|The top half of the album (the whole is too big for my scanner)|
The LP was released in 1982, in that far-distant time before CDs and MP3s, etc. The liner notes are by L. Sprague de Camp, who when he isn't being too bombastic about himself, can be rather keen as an observer of others. Yet while de Camp certainly met Lady Dunsany in 1963 and again in 1967, he didn't meet Dunsany himself. Still his capsule description of Dunsany in the liner notes, rings true, perhaps reflecting the views of Lady Dunsany:
He was six feet four inches tall and sometimes called the worst-dressed man in Ireland. He was a writer, poet, playwright, lecturer, soldier, sportsman, country squire and world traveler all rolled into one. When not roaming the world, hunting foxes in the British Isles or wild goats in the Sahara, serving as a British officer in the Boer and First World wars, being wounded in the Easter Rebellion in Ireland, and making an abortive entry into politics, Dunsany found time to write sixty-odd books of stories, plays, essays, verse, and autobiography, How he accomplished all this with a quill pen we shall never know; he never revised or rewrote. An enthusiast for games and sports, from chess to lion hunting, he was at various times the chess and pistol champion of Ireland.

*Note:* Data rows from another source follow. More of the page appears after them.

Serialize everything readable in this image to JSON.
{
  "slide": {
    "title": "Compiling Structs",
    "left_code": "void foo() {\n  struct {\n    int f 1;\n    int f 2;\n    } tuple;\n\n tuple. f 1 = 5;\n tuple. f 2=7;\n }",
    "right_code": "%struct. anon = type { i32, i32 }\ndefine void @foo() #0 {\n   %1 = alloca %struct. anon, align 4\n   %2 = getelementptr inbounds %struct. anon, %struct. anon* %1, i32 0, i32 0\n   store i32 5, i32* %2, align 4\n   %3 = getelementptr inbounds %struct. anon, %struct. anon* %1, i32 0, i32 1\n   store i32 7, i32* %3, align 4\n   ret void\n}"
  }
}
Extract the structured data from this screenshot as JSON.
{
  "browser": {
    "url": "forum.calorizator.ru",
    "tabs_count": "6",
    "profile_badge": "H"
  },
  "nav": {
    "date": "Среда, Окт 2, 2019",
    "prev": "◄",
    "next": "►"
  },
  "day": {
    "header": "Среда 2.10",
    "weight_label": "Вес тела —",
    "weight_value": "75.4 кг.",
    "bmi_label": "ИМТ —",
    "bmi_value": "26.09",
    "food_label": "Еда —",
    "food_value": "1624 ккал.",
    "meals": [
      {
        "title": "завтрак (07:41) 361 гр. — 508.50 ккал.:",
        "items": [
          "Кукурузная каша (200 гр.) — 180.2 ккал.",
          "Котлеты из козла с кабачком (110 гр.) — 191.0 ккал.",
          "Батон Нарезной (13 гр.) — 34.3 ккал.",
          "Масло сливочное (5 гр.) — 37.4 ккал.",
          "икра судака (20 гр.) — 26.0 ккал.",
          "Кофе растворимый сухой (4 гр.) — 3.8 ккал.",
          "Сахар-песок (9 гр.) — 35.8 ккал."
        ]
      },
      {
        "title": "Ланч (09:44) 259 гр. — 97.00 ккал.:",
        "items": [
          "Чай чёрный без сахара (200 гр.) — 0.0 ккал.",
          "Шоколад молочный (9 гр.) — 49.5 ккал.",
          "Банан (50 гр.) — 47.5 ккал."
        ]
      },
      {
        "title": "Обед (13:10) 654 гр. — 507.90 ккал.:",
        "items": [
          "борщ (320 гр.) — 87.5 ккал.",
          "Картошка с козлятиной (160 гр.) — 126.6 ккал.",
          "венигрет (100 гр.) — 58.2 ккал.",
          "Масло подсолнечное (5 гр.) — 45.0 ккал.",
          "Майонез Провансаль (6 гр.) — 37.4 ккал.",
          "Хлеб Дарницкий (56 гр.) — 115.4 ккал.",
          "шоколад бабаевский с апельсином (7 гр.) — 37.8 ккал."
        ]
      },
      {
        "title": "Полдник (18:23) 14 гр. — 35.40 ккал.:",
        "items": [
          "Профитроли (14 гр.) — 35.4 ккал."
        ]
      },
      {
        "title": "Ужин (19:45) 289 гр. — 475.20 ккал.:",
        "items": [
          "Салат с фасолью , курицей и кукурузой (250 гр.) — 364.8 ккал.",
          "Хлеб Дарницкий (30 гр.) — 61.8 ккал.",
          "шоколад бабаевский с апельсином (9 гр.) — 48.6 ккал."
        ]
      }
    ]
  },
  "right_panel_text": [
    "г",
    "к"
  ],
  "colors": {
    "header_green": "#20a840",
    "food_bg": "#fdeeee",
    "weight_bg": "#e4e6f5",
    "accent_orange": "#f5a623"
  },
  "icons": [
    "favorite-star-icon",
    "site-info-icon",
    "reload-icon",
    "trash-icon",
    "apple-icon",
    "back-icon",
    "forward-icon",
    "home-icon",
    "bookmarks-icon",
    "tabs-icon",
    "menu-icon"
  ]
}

A man of fiery temperament and poetical sensitivity, Dunsany was torn by the conflict between his background and upbringing, that of a conventional hunting-shooting-fishing-and-soldiering Anglo-Irish peer, and his personal literary tastes and interests. A garrulous, fun-loving, sociable man, he was esteemed by those who liked him as genial, delightful, and fascinating. But no man of such strong personality is liked by all. Those who did not like Dunsany found him arrogant, opinionated, self-centered, and sometimes testy and inconsiderate. He had strong opinions on many subjects. He denounced the turgid free verse of most contemporary poets and "bells of lead" and dismissed T.S. Eliot's work as "frightful nonsense."